Stop Using FoF as a term and No its not Inferior
I keep seeing all these kids comment about "oh FoF is my back up" or "Oh he made x amount of money which is pretty good for FoF" and other comments implying that FoF is somehow inferior to Direct PE, PC, Infra, RE or whatever.
First of all: Don't use that term. Specify if you mean primaries (funds that invest in brand new funds managed by other GPs) or do you mean secondaries (buying LP stakes typically at a discount and constructing a portfolio). FoF tells me nothing.
Not sure where/how co-invests fall into this but there reputable shops that specialize in this. Harbourvest and Kayne Anderson come to mind but granted I do not know those firms super well.
Second of all: THESE INVESTMENTS/CAREER PATHS ARE NOT INHERENTLY INFERIOR TO ANY OTHER ASSET CLASS/TRANSACTIONSQ WITHIN THE PRIVATE MARKETS! They are types of transactions.
For example: Tons of great firms out there that specialize in secondaries; Ardian, Lexington, Harbourvest, Partners Group, Ashebridge (owned by MS), Alpinvest (owned by Carlyle) and even Goldman has a top tier secondaries business! These firms all have and/or are currently raising secondary funds between $3-$10 billion that have top quartile performance. They all also happen to pay well and we would all be lucky to work at one of these firms.
At the end of the day your comp is based on YOUR performance and your fund's performance/size. The role you play in the lifecycle of a successful PE fund ultimately determines your comp. Would you rather be working at a top quartile secondary fund with $10 bil AUM or a buyout fund with bottom quartile performance managing under a billion?? Who do you think gets paid more?? (adjusting for your level/rank)
The myth that primaries/secondaries/whatever are somehow inferior is perpetuated on this forum and needs to stop. No one in the real world talks like this or has this attitude. If you displayed that attitude to someone who actually works in PE...good luck.
End rant
I’m at a FoF (whoops, sorry) and 100% agree on that second point. It’s honestly not what I wanted to do originally, but now that I’m here I recognize that it’s an amazing path and I’m so lucky to be in my seat. I definitely wouldn’t brush off this career path; it’s just as much a front office investing finance role as PE/HF etc.

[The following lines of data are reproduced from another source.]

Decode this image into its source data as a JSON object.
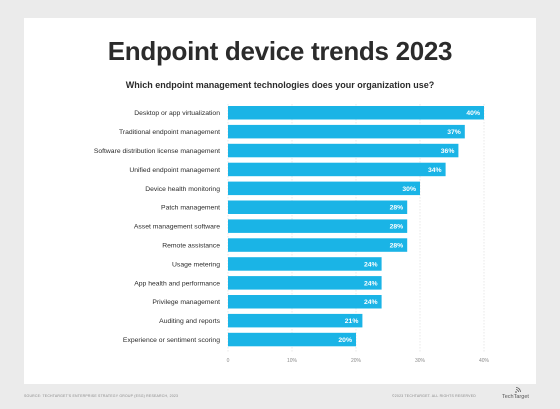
{
  "title": "Endpoint device trends 2023",
  "subtitle": "Which endpoint management technologies does your organization use?",
  "chart_data": {
    "type": "bar",
    "orientation": "horizontal",
    "categories": [
      "Desktop or app virtualization",
      "Traditional endpoint management",
      "Software distribution license management",
      "Unified endpoint management",
      "Device health monitoring",
      "Patch management",
      "Asset management software",
      "Remote assistance",
      "Usage metering",
      "App health and performance",
      "Privilege management",
      "Auditing and reports",
      "Experience or sentiment scoring"
    ],
    "values": [
      40,
      37,
      36,
      34,
      30,
      28,
      28,
      28,
      24,
      24,
      24,
      21,
      20
    ],
    "value_labels": [
      "40%",
      "37%",
      "36%",
      "34%",
      "30%",
      "28%",
      "28%",
      "28%",
      "24%",
      "24%",
      "24%",
      "21%",
      "20%"
    ],
    "xlim": [
      0,
      40
    ],
    "xticks": [
      0,
      10,
      20,
      30,
      40
    ],
    "xtick_labels": [
      "0",
      "10%",
      "20%",
      "30%",
      "40%"
    ],
    "grid": true,
    "bar_color": "#1ab4e6",
    "label_color": "#ffffff"
  },
  "footer": {
    "source": "SOURCE: TECHTARGET'S ENTERPRISE STRATEGY GROUP (ESG) RESEARCH, 2023",
    "copyright": "©2023 TECHTARGET. ALL RIGHTS RESERVED",
    "logo_text": "TechTarget"
  }
}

The first point though... I’ve never ever heard anyone have a problem with the FoF name. If you say FoF, it’s implied imo that it’s a primary, whereas you can then specify secondary if necessary. Not to mention a lot of funds do both
While on the topic of FoF (oops again), can anyone currently working in the space provide some insight on the recruiting for them (e.g. head hunter vs direct, what experience they like, etc.)?
I’m sorry that you work at a FoF (whoops sorry)
AccountingMajor switched to FoF.
😂
HAHA yes it is. sorry man.
"Inferior" is the wrong way to look at any career path - compliance, valuations, and other "unsexy" roles aren't inferior either, just different, but the nature of direct investing tends to appeal to people, particularly on this forum, who want to maximize compensation. It's a fact that with fewer fees between you and the returns, you can distribute more to your people and therefore average compensation at a like-size direct investing fund with comparable returns will tend to be higher than average compensation at an allocator or liquidity provider (comparing funds of different performance and sizes is disingenuous).
Your point on "fund of funds" nomenclature is a weird one... sure, there are more nuanced subsets but that's no different from getting upset at the term "private equity" when really I do "growth-oriented middle market services buyouts" and someone else does "large-cap distressed manufacturing recaps"
This is exactly the type of back office energy that lands you at a FoF
I made the transition from a GP (mid-market PE) to an LP role and I appreciate the skillset, return potential that secondaries offer. What I have learned so far is that the nature of the underwriting differs:
I would be interested to hear your thoughts on the long term business model for funds that invest in primary funds? From a pension fund point of view (at least based on our strategy) these types of funds tend to be a) more expensive and b) reduce our closeness to the market. However, understand there are other LPs that see investing via FoF (primary or secondary) structure gives them access to managers they wouldn't otherwise get.
???
FoF means investing INTO other funds (or "primaries" if you want some bullshit name for it).
Entirely not the same business as secondaries (buying out LP positions =/= investing into a fund), gp stakes (buying into a GP, which draws income from multiple funds, business =/= investing into a fund) or co-investments (investing directly alongside a fund =/= investing into a fund).
No idea why you're so butthurt from the usage of a term that literally describes a firm's investment mandate. If you think there's no difference in how interesting looking at dynamic businesses vs looking at a fund is I'd love to have what you're smoking.